Addendum: It looks like Daily Kos initially got the story wrong but the author has thoroughly corrected the title and story, as well as issued a mea culpa in the comments.

More at:
http://www.dailykos.com/story/2015/05/27/1387990/-Mark-Ruffalo-My-Response-To-I-Am-Not-A-Feminist
https://fashionsintheblood.wordpress.com/2015/05/18/the-feminists/
http://www.ryot.org/mark-ruffalo-words-feminist-movement/933861

2 thoughts on “Media’s media literacy could use some work

  1. You do realize, no matter whose words they were. They were reblogged. They was a connect of Mark Ruffalo. Plus, that isn’t the only instance he has brought up feminism. http://m.huffpost.com/us/entry/7483556.
    You can not hold anything against the author, if the date of the post has been before the given ‘report’.
    Do your research brother before you make accusations.

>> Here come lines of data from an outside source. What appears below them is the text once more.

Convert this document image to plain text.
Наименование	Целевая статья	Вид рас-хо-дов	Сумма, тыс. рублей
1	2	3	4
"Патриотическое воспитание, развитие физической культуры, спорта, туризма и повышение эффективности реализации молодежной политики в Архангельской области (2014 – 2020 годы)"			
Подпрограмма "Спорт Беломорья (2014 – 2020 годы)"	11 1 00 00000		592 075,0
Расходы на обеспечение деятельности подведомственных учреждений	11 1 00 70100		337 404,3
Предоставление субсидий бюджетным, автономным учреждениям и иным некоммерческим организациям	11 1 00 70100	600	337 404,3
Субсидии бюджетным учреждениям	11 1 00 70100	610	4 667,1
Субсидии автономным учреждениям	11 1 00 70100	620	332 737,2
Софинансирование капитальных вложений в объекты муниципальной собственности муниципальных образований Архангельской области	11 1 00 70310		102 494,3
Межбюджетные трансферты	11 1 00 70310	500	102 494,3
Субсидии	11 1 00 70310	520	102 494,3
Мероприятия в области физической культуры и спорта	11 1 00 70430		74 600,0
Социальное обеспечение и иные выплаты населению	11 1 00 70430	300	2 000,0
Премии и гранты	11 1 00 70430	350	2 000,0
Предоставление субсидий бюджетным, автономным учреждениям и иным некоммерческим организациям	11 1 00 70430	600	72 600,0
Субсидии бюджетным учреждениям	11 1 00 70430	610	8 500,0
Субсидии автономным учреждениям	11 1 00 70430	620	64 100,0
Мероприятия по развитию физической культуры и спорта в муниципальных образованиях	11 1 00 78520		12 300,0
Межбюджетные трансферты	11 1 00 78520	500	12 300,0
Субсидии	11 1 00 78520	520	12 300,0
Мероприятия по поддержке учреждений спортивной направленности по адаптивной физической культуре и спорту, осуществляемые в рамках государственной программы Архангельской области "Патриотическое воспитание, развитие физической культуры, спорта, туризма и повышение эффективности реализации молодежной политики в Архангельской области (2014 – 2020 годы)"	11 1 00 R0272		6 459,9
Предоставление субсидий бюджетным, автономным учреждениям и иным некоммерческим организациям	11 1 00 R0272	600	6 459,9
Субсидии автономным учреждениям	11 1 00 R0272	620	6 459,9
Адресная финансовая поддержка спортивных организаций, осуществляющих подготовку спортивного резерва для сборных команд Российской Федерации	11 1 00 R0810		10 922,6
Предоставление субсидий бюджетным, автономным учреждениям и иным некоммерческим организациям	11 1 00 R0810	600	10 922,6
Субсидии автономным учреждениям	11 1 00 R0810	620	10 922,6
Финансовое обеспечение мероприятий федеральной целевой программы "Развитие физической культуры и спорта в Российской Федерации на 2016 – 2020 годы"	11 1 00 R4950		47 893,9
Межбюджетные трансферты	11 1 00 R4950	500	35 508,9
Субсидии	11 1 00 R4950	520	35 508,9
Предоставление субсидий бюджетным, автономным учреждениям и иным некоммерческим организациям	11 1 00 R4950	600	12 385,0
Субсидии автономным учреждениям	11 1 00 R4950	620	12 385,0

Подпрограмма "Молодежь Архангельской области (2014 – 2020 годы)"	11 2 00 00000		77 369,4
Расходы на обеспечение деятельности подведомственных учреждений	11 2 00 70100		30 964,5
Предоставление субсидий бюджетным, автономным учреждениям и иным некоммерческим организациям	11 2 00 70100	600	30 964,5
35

    1. Thanks for your comment. I certainly don’t mean to take anything away from Ruffalo — he chose to help amplify those words by reblogging them, so good for him.

      The point I hoped to put across in my post was that the words were mistakenly attributed to Ruffalo, when a few minutes of easy research let me know that someone else was the original author. People in the media have the responsibility to do that kind of research — to make a basic effort to get their story right. The result was that a very popular article led probably over 100,000 people to believe that Ruffalo had said words that came originally from someone else. In my opinion, that is irresponsible. I take nothing away from Ruffalo’s feminism, but in a world in which women are more likely than men to be silenced, it is a reasonably serious thing to take a woman’s words and attribute them to a male celebrity, however well-intentioned everyone may have been. Respectfully, I did do my research, and I feel that my accusations stand. The exact same information available to me was also available to the author(s) of the mistaken article, but they did not make use of it.